In this case, IHC complemented the detection of ALK rearrangement by FISH. In all previously reported ALK-rearranged SqCC cases, except one that did not undergo IHC (Table 1), ALK protein expression was demonstrated on IHC. This led to the understanding that detection of the ALK protein by IHC analysis may be more suitable for screening of ALK-rearranged lung SqCC, because of its low cost and convenience. Furthermore, since ALK rearrangement may exist in both keratinizing and non-keratinizing pure SqCC, regardless of smoking status, we suppose that ALK screening by IHC may be applicable to all postoperative recurrence or advanced lung SqCCs. We consider that this may increase the probability of ALK-targeted treatment as an option for post-operative recurrence or advanced ALK-rearranged SqCCs of the lung.
Treatment of ALK-rearranged lung adenocarcinoma with the ALK-targeted agent crizotinib is now widely recognized to significantly improve clinical outcomes . Three of the five previously reported cases [6-8] of ALK-rearranged pure SqCCs received crizotinib and markedly responded in terms of improved quality of life (Table 1). These findings strongly support the idea that ALK-testing and subsequent ALK-targeted treatment may be a viable treatment option for patients with post-operative recurrence or advanced lung SqCC. In our patient, it may be possible that ALK-targeted therapy may be beneficial in case of recurrence after radical surgery and adjuvant chemotherapy considering the previously reported cases.

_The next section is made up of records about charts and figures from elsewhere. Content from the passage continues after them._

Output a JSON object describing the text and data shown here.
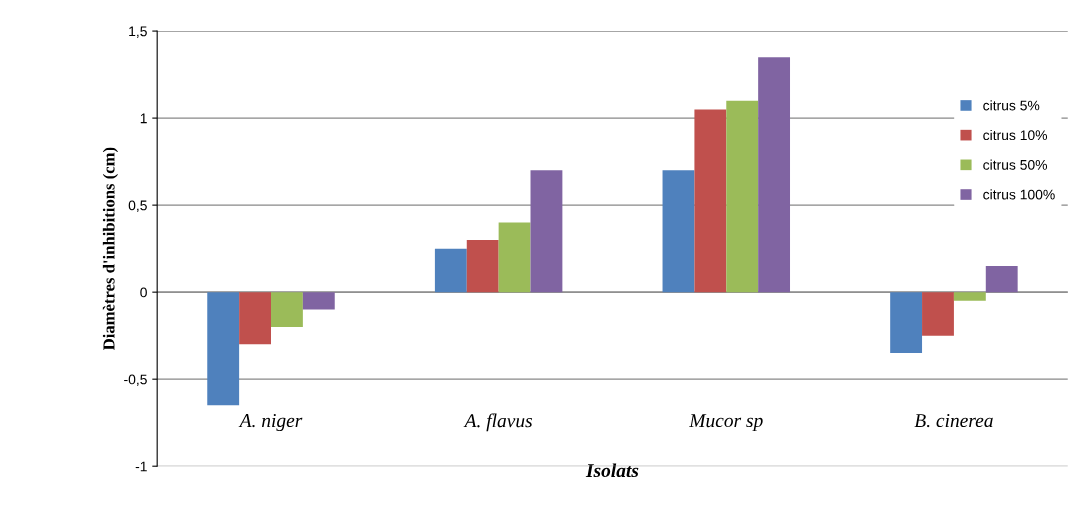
{
  "chart_data": {
    "type": "bar",
    "xlabel": "Isolats",
    "ylabel": "Diamètres d'inhibitions (cm)",
    "categories": [
      "A. niger",
      "A. flavus",
      "Mucor sp",
      "B. cinerea"
    ],
    "series": [
      {
        "name": "citrus 5%",
        "color": "#4f81bd",
        "values": [
          -0.65,
          0.25,
          0.7,
          -0.35
        ]
      },
      {
        "name": "citrus 10%",
        "color": "#c0504d",
        "values": [
          -0.3,
          0.3,
          1.05,
          -0.25
        ]
      },
      {
        "name": "citrus 50%",
        "color": "#9bbb59",
        "values": [
          -0.2,
          0.4,
          1.1,
          -0.05
        ]
      },
      {
        "name": "citrus 100%",
        "color": "#8064a2",
        "values": [
          -0.1,
          0.7,
          1.35,
          0.15
        ]
      }
    ],
    "ylim": [
      -1,
      1.5
    ],
    "yticks": [
      {
        "value": -1,
        "label": "-1"
      },
      {
        "value": -0.5,
        "label": "-0,5"
      },
      {
        "value": 0,
        "label": "0"
      },
      {
        "value": 0.5,
        "label": "0,5"
      },
      {
        "value": 1,
        "label": "1"
      },
      {
        "value": 1.5,
        "label": "1,5"
      }
    ],
    "grid": "y",
    "legend": "upper right"
  }
}
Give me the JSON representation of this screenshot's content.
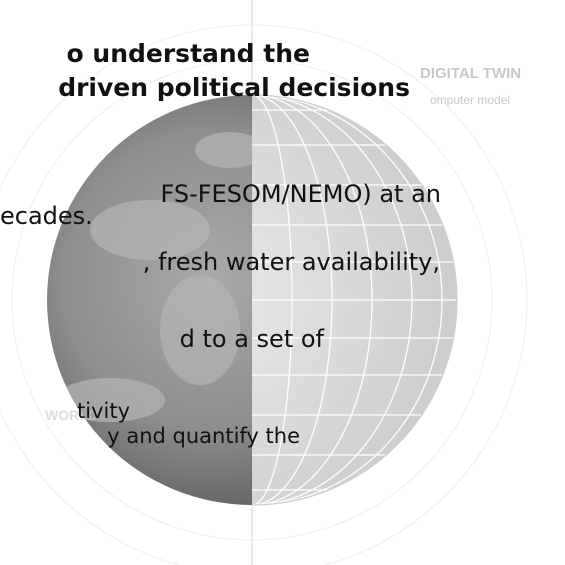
{
  "slide": {
    "title_lines": [
      "o understand the",
      "driven political decisions"
    ],
    "body_lines": [
      "FS-FESOM/NEMO) at an",
      "ecades.",
      ", fresh water availability,",
      "d to a set of"
    ],
    "sub_lines": [
      "tivity",
      "y and quantify the"
    ],
    "labels": {
      "right_title": "DIGITAL TWIN",
      "right_subtitle": "omputer model",
      "left_title": "WORLD"
    }
  }
}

However, it remains unclear whether ALK-positive lung SqCC patients will show a marked response to ALK-targeted therapy that is as good as that of ALK-positive lung adenocarcinoma patients. In the field of molecular-targeted therapy against lung cancer, EGFRtyrosine kinase inhibitors (TKIs) have been reported to be effective for non-adenocarcinoma NSCLC or squamous NSCLC. In a retrospective investigation by Shukuya et al. , gefitinib was less effective in non-adenocarcinoma NSCLC harboring EGFR mutations than in adenocarcinoma harboring EGFR mutations. On the other hand, Paik et al.  reported that the response to erlotinib in 13 patients with EGFR-mutant squamous NSCLC was comparable to that seen in patients with conventional adenocarcinomas. Further similar studies are necessary to determine the efficacy of ALK-targeted therapy for lung SqCCs.